Felipe Vinagre - Head of the Latin America Transportation and Capital Goods
I have 2 questions.
The first, on how the demand revenue environments on a per-market basis.
You already commented on Brazil and Colombia with double-digit growth in RASMs in the first quarter.
So just if you could give us color on Panama, Venezuela and the U.S., how is it behaving?
And second question, on competition.
Just wondering if there was any relevant change on the competitors' stance focusing on Avianca.
So Avianca, in the process of the deal and also negotiations.
If this -- if they saw any impact on how the company behaves on the competition environment?
Pedro Heilbron - CEO and Director
This is Pedro.
I'll address the second one and then let Jose talk about your first question.
But no, we have not seen much change in any of our competitors.
I think we're all acting in a rational way, and I would say that the competitive environment right now is very similar to the one we saw 3 months ago or at the end of that year.
And we're not expecting a lot of change in the coming months.
Jose Montero - CFO
Yes.
And in terms of the countries, I think overall, we're seeing a positive trend for the second quarter and very positive trends in the second quarter.
I'd say, again, led by Brazil and Colombia, but they're major countries in the U.S., Argentina, et cetera, that are all also in the block.
I'd say that Venezuela is probably flattish on a year-over-year basis, maybe slightly down.
Operator
And our last question comes from the line of Renato Salomone with Itau BBA.
Renato Salomone - Research Analyst
Pedro, with an increase in capacity for the year, how much use of remote positions will you need for 2018?
And if there is an eventual delay in the delivery of the South Terminal, what impact could we see either in terms of constraining your growth plans or increasing aircraft turnaround?

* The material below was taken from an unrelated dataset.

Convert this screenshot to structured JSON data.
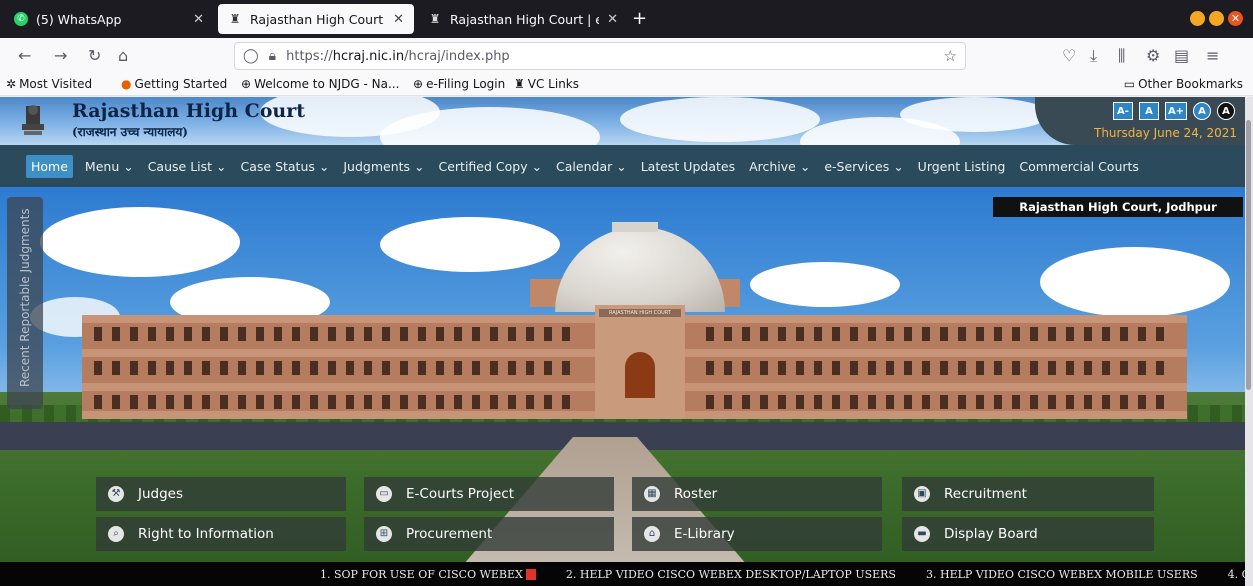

Pedro Heilbron - CEO and Director
Yes.
Well, the -- most of our -- I'll start with the second question.
Most of our -- well, yes, most of our deliveries and especially our net growth in terms of aircraft for next year happens in the second half of the year -- actually, towards the end of 2018 -- which gives ample time for the South Terminal or T2 to be ready, even accounting for further delay.
So we think we should be fine there.
There's a number of remote positions that have been activated already from the new terminal, 8 remote positions, so we could use those also.
So we think we'll be fine due to the timing I just explained.
I'm not sure if I got exactly the first question what you're asking.
Renato Salomone - Research Analyst
No.
No.
The question was more on the first part, if you're comfortable with the infrastructure that you have in the airports until you reach the entry into service of...
Pedro Heilbron - CEO and Director
Right.
Yes.
So I would say we need -- yes, we need the new terminal and the new infrastructure.
There are a number of other investments that are going on right now -- infrastructure investments, which are also important with taxiways and runway access, et cetera.
They're all very important, and we needed all.
It happens that the timing in terms of when we're getting the MAX 9s and the additional aircraft versus that work is such that we should be fine even with some further delays.
Operator
And that does conclude today's Q&A session.
I would now like to turn the call back over to Mr. Pedro Heilbron for any closing remarks.
Pedro Heilbron - CEO and Director
Okay.
Perfect.
Thank you all.
And this concludes our first quarter earnings call.
Thank you for being with us.
Thank you for your continued support, and I hope to see most of you during our upcoming Investor Day in New York City.
So have a great day.
Operator
Ladies and gentlemen, thank you for your participation.
That concludes the presentation.
You may disconnect, and have a wonderful day.